8. The method for dynamic scheduling of computing power in a graphics card cluster according to claim 4, characterized in that, After obtaining the reserved bandwidth dynamic channel, the method further includes: The system monitors the phase changes of the tag sequence in real time, and generates a parameter synchronization trigger command when a communication-intensive phase is detected to start the tag. Obtain the gradient data to be synchronized, import the gradient data into the reserved bandwidth dynamic channel, and transmit it to the target graphics card group; The gradient data transmitted by all target graphics card groups is aggregated and calculated to obtain the aggregated result of the global gradient; Based on the aggregation results and the preset parameter update rules, calculate the model parameter adjustment amount; The parameter adjustment amount is written into the model storage unit to complete the parameter update and obtain the parameter update result, which is used for the next round of model calling.

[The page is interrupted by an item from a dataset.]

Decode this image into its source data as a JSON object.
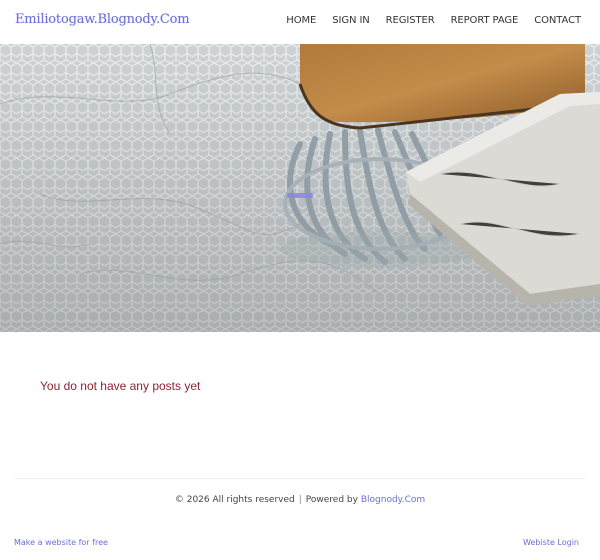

9. A dynamic scheduling system for computing power of a graphics card cluster, characterized in that, include: The data acquisition module is used to obtain the utilization sampling sequence of each graphics card in the graphics card cluster and the network traffic sampling sequence; The phase analysis module is used to determine the operation phase label based on the utilization sampling sequence and the traffic sampling sequence, and to concatenate the operation phase labels to obtain a label sequence; the operation phase label includes computationally intensive phases and communication-intensive phases; The peak calculation module is used to calculate the peak computing power demand during the computationally intensive phase and the peak network bandwidth demand during the communication-intensive phase, respectively, based on the tag sequence. The priority sorting module is used to calculate the task priority score based on the peak computing power demand and the peak network bandwidth demand, and to reorder the preset resource scheduling queue based on the task priority score to obtain the adjusted task queue. The location allocation module is used to filter out target graphics card groups according to the adjustment task queue, and bind the target graphics card groups with tasks in the adjustment task queue to obtain location allocation results; The path pre-allocation module is used to pre-allocate network paths based on the location allocation result and the specific time window for switching the label sequence calculation stage, and in combination with the pre-acquired gradient synchronization data volume, to obtain a reserved bandwidth dynamic channel.